'Midnight Falcon' is the second book in David Gemmell's 'Rigante Series'. While the final two novels take place almost a thousand years after events in 'Sword in the Storm', 'Midnight Falcon' follows the first book much more closely, positioning it as more of a direct sequel.
This time around, the protagonist is not Connavar, but his bastard son Bane. Feeling slighted in his youth, he grows up to be a bitter young man, and is cast out of the Rigante tribe. He eventually makes his way to Stone, the Romanesque nation Connavar himself defeated at the close of the first book. Bane soon finds himself in the gladiatoral arena, fighting for fame, fortune, and life. This part of the novel is an interesting read, as it's full of details about gladiatoral combat and excellent descriptions of such fights.

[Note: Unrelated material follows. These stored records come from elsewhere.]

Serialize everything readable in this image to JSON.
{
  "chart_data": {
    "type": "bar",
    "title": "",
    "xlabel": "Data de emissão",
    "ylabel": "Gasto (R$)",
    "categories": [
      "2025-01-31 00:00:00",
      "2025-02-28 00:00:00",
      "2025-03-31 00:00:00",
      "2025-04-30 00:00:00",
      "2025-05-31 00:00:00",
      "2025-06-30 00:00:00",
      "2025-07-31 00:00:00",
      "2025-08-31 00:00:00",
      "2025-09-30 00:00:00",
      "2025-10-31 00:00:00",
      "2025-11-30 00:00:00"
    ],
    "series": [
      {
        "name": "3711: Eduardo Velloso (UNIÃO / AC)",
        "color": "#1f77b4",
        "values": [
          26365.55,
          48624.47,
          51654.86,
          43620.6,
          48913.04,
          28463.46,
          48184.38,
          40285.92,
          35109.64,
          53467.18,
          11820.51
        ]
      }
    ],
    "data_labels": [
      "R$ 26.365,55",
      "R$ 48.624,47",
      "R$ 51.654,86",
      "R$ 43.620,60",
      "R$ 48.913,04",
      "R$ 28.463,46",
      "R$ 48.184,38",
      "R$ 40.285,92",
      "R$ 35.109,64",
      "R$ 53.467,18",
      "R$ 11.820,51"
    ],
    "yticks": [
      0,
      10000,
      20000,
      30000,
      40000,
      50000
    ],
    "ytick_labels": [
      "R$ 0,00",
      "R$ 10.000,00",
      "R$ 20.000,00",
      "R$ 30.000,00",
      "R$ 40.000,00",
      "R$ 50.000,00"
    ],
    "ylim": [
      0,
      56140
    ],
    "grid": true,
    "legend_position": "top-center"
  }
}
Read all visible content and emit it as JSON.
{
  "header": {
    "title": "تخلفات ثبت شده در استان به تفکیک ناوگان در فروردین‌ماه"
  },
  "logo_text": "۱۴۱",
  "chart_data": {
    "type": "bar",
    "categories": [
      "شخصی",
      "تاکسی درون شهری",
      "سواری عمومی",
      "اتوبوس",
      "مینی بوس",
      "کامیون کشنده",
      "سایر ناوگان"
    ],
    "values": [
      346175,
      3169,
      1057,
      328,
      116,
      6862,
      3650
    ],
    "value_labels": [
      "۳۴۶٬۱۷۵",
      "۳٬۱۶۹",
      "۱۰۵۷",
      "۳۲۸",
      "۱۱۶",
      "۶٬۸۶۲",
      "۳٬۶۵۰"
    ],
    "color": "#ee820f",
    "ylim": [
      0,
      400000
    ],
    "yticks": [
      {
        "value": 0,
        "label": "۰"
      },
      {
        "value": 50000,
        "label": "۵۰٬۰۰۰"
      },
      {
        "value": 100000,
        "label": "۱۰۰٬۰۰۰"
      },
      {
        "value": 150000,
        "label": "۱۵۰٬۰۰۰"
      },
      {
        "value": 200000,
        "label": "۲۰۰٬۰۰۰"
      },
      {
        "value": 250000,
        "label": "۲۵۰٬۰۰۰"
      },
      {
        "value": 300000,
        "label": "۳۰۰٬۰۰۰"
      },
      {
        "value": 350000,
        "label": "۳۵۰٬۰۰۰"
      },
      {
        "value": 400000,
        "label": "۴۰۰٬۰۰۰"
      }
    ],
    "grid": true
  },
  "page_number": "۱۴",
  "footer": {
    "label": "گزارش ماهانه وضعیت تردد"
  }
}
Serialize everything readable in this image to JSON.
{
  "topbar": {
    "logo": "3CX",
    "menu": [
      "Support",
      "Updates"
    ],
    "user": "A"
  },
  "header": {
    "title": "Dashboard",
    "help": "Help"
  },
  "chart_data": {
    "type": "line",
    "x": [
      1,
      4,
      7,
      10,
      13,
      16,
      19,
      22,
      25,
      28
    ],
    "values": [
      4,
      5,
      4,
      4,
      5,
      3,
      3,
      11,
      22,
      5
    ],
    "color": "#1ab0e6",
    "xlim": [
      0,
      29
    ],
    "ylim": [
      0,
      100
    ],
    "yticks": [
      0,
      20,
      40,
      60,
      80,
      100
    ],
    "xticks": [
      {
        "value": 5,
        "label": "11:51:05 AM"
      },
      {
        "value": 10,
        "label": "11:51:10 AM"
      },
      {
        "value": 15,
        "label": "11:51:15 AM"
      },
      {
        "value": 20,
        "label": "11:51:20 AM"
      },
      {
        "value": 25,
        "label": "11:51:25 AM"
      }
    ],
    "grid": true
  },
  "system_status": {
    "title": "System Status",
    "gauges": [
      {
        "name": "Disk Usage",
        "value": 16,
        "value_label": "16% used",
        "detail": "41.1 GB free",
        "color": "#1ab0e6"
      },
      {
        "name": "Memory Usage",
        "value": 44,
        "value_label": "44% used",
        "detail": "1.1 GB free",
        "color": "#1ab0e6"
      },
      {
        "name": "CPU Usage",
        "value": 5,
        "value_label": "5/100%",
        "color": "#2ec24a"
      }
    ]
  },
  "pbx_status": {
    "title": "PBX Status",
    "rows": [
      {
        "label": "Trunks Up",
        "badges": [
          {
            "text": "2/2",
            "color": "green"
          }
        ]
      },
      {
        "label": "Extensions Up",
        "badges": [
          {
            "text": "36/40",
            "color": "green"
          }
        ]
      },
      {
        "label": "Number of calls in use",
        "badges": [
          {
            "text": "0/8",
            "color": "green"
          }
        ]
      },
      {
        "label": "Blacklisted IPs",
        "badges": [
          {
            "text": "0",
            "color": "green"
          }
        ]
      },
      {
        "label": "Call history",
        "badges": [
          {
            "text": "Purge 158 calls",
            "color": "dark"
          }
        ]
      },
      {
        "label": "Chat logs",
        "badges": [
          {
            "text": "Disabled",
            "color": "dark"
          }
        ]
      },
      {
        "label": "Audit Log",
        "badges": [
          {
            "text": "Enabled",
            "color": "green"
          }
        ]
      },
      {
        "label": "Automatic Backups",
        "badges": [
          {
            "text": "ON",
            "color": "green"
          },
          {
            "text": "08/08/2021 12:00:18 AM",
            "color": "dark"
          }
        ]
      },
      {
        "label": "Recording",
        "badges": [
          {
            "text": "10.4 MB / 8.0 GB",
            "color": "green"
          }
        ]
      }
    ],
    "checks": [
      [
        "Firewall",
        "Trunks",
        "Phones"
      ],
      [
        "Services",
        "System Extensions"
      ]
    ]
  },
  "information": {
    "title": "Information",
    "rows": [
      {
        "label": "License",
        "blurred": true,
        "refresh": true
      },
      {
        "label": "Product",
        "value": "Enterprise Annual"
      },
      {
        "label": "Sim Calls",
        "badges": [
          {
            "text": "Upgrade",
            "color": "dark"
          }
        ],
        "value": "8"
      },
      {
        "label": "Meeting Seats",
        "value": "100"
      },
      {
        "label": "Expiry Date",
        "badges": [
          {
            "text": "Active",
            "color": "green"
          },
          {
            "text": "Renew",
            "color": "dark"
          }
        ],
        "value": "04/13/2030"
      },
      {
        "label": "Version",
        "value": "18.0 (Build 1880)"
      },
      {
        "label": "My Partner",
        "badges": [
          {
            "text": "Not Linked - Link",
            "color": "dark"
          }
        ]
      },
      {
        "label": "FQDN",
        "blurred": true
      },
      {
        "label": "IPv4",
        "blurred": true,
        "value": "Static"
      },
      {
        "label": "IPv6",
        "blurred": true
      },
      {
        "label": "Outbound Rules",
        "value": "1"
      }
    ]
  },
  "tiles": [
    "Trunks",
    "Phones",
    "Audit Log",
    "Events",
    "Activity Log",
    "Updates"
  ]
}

It's also full of colourful characters, such as the unfortunately named 'Rage', Bane's close friend and mentor.
As bane becomes a respected 'Name' - a renowned gladiator - his fame spreads far, to the capital of Stone and the attentions of the emperor Jasaray. Strung throughout this is Bane's blood feud with an arch nemesis, an enigmatic and mysterious tree-cult, and an exploration of his almost psychopathic love of violence.
Bane is never truly comfortable at Stone, and eventually heads towards the inevitable reconciliation with his heritage, and the people of the Rigante. Eventually, the threat of Stone will have to faced again, and Bane must decide if he will stand with the Rigante, or simply aside.
Gemmell throws his usual cast of supporting characters into the mix, although as usual there's little to no development of them. They're prone to sudden and complete reversals in character, which can be be irritating at times.
It's disconcerting at first to have a sequel not follow the main character of the previous book. Connavar was an excellent character, and a fan favourite, but Gemmell handles the transition to Bane remarkably well. This change of focuse fits in with his tendency to leap many years in a single bound, and allows for a truly sweeping storyline.
True to form, 'Midnight Falcon' is peppered with the deaths of supporting characters, which is a refreshing change. It's nice to see an author willing to kill of some characters, instead of having a cast of thirty miraculously survive from beginning to end. As much as one may complain about flat characters, there's still a surprising twinge when one of them drops out of the story.
Heroic fantasy such as the 'Rigante Series' can't really be compared to 'High' fantasy, aka 'The Lord of the Rings', 'The Wheel of Time', and 'A Song of Ice and Fire'. The two sub-genres aim to accomplish different goals, and for it's part 'Midnight Falcon' performs remarkably well. It's nice to be able to sit down with a book without having to reread the previous entries in the series, and keep track of a myriad number of interweaving and often times confusing sub plots.
There's nothing subtle or complex about 'Midnight Falcon'. It aims to deliver a rip-roaring hack 'n' slash fantasy adventure, and does just that. Although it ties in wonderfully with 'Sword in the Storm', the book stands just as well on it's own. You don't have to read the first one to completely enjoy the second one. It's an excellent novel in it's own right.